The need for lower rates was expressed more vigorously than usual - aimed, one assumes, mainly at Europe and Japan.
The question is, how is this message heard by the central banks that control interest rates in the key countries - some of which, like the German Bundesbank and the U.S. Federal Reserve, are quite independent of their governments.
Interest rates in key foreign markets have been declining for some time now, and more reductions are inevitable given depressed economies and low inflation.
Acting or Reacting on Rates
But it makes a great difference whether interest rates decline as a result of weakness in the economy and credit demands or whether they decline because a nation's central bank is actively attempting to pump up the supply of credit and money.
In Europe, the Bundesbank has been slowly lowering interest rates about in line with - and certainly not ahead of - the weakness in the German economy. l doubt that Chancellor Kohl got any guarantees about further rate declines from President Schlesinger of the Bundesbank before signing on to the communique.
But he probably felt safe in believing that rates would continue to fall gradually, given the slump in the economy.
Let Rates Fall
In my opinion, it would be better if rates fell quicker. The European exchange rate mechanism has again been under pressure, this time because the market has little faith in the French and Danish currencies. France is the key.
If France cannot be held within the exchange rate mechanism, or an orderly adjustment made, the future of the European drive to a common currency will be even more uncertain than it became after Britain and Italy withdrew from the exchange rate mechanism last year.
France's domestic situation is very weak, and it needs lower interest rates as much as or more than Germany does. The market's view about France is something like, though by no means as extreme as, its earlier attitude toward Britain.
The markets came to believe that the high interest rates needed to justify the relative value of the currency within the exchange rate mechanism could not be sustained because of Britain's domestic situation.

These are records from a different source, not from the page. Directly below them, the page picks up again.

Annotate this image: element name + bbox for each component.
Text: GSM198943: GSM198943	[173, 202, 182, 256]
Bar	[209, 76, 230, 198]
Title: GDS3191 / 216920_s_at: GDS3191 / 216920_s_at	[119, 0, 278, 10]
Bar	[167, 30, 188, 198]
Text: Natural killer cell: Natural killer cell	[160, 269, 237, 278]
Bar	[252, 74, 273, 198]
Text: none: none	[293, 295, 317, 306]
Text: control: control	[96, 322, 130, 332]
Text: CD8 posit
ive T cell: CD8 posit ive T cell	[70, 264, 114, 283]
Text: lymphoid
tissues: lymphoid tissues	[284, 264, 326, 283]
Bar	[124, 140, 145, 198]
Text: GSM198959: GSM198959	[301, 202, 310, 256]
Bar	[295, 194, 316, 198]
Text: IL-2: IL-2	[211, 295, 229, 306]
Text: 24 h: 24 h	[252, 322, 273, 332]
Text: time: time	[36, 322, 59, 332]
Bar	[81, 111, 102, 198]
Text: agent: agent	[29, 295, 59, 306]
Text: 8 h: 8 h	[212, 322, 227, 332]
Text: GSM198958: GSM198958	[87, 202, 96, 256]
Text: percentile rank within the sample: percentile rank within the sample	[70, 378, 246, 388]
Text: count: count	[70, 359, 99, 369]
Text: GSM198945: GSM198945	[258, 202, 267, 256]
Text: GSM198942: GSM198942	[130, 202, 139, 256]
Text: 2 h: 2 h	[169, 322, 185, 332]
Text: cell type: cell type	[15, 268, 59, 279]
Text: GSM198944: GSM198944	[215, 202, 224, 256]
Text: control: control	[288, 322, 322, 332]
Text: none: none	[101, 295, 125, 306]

While in today's circumstances a dramatic crisis has so far been avoided, lower interest rates all around in Europe would go a long way to reducing the risk further.
In the Pacific
The Japanese central bank is not as independent as either the Fed or the Bundesbank. But with its government in disarray, it may be able to make its decisions less encumbered by intragovernmental disputes and pressures.
In the recent past, Japan's central bank has probably resisted further rate reductions partly because it believed them risky in the face of pressures for an even more active fiscal policy in Japan.
On the other hand, the Ministry of Finance in Japan has traditionally argued for lower interest rates in an effort to deflect pressure to present budgets that involve substantial deficits.
Without a strong government, the bureaucrats of the Ministry of Finance and the Bank of Japan risk a standoff. However, the continued weak economic conditions will themselves probably compel some action, and the central bank may be better positioned in current circumstances to deliver than the rest of the government.
The Federal Reserve
I doubt that the U.S. central bank generated much concern at the summit. In real terms, short-term interest rates here are the lowest in the industrial world, and longer-term interest rates are close to the lowest.
The Fed, in the person of Mr. Greenspan's policy testimony the other day before the House Banking Committee, noted that it now expected a little more inflation and less real growth this year than it had early projected.
For some time now, it has been clear that the Fed's policy dilemma has become more acute because the trade-off between inflation and growth over the short run has become less favorable. Mr. Greenspan seemed to feel that there was more reason to worry about inflation than growth, which left the impression that any move the Fed might take would be to raise rates.
However that may be, the lower rates that are needed in the industrial world should for the most part come from Europe and Japan, where economic conditions are weakest.
The quicker they come, the better, particularly since the world will soon also have to cope with a deflationary U.S. budget package on top of a continuing shift toward fiscal restraint in Germany.